En ce cas, il y en a des Hitler en France. Sors de ton univers Versac, tu n'as jamais entendu dire que les énarques ont beau jeu de vanter les réformes et la plasticité du marché du travail, eux qui dès qu'ils se sont plantés dans le privé reviennent au bercail dans la maison Etat sans passer par la case ANPE.

Quant à Flamel, je crois que c'est lui qui use de méthodes de troll. Anonymat d'abord, usage tronqué de mes textes, nom d'oiseau genre parano, réac etc...

Quoique

« Tout le monde craint l'embrasement du non, et surtout une spirale de régression du projet européen »

Ce « tout le monde » est énigmatique ! Comment le comprendre ? Le « non » serait une sorte de « complot » immatériel, une « force obscure », un « mal » qui exclus ses « porteurs » de leur appartenance à ce « monde » de ceux qui sont « tout le monde ». Cette explication permet de comprendre la suite de la phrase ou « projet européen » devient de manière évidente le projet de « tout le monde » c’est-à-dire celui de quelques-uns ayant échappés à la contamination et de ce fait ayant autorité pour être la parole et la pensée de « tout le monde » au sens des personnes ayant conservées la santé de leur esprit.

Bref je fais du mauvais esprit sans aucun doute parce que je suis moi même contaminé ! Je me soigne en vous lisant en espérant avoir choisi le bon remède :o)

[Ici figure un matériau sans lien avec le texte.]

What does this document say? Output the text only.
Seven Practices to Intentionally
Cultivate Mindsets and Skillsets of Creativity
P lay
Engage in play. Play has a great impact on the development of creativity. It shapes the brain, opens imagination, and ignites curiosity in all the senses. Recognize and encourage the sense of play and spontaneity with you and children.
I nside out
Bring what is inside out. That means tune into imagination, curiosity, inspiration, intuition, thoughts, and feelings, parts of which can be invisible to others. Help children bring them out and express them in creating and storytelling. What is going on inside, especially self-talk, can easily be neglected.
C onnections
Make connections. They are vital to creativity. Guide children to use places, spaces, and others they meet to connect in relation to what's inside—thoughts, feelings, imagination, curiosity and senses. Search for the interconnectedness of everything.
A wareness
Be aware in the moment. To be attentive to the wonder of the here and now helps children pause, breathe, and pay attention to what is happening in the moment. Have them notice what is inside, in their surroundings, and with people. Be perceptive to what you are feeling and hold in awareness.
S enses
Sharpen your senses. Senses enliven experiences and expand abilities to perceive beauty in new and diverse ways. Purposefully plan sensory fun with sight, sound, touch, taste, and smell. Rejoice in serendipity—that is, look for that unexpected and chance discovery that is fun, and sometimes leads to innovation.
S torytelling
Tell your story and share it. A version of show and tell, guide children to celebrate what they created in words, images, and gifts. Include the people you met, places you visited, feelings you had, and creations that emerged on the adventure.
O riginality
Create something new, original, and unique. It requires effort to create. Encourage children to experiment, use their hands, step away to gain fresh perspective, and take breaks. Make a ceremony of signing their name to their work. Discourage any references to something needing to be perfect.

Rechute ? Le « panel » de trois personnalités, non politiques nommées par le conseil me semble "une bonne réponse" (cet entre guillement est en fait barré) à la demande de constituante exprimée par « tout le monde » au sens d’un monde malade. En fait je pense que cette solution, doit rester dans sa logique, c’est-à-dire qu’elle n’a pas vocation à être transparente mais secrète.

Pour finir je crois que c’est fondamentalement l’égalité de la reconnaissance de la qualité « d’homme » au sens d’être ayant un accès plein et entier aux « droits de l’homme » qui est en question. Ce problème existant au niveau des nations ne peut à l’évidence qu’exploser dans un système intergouvernemental si le « mal » existe dans chaque élément de base (gouvernement, Parlement).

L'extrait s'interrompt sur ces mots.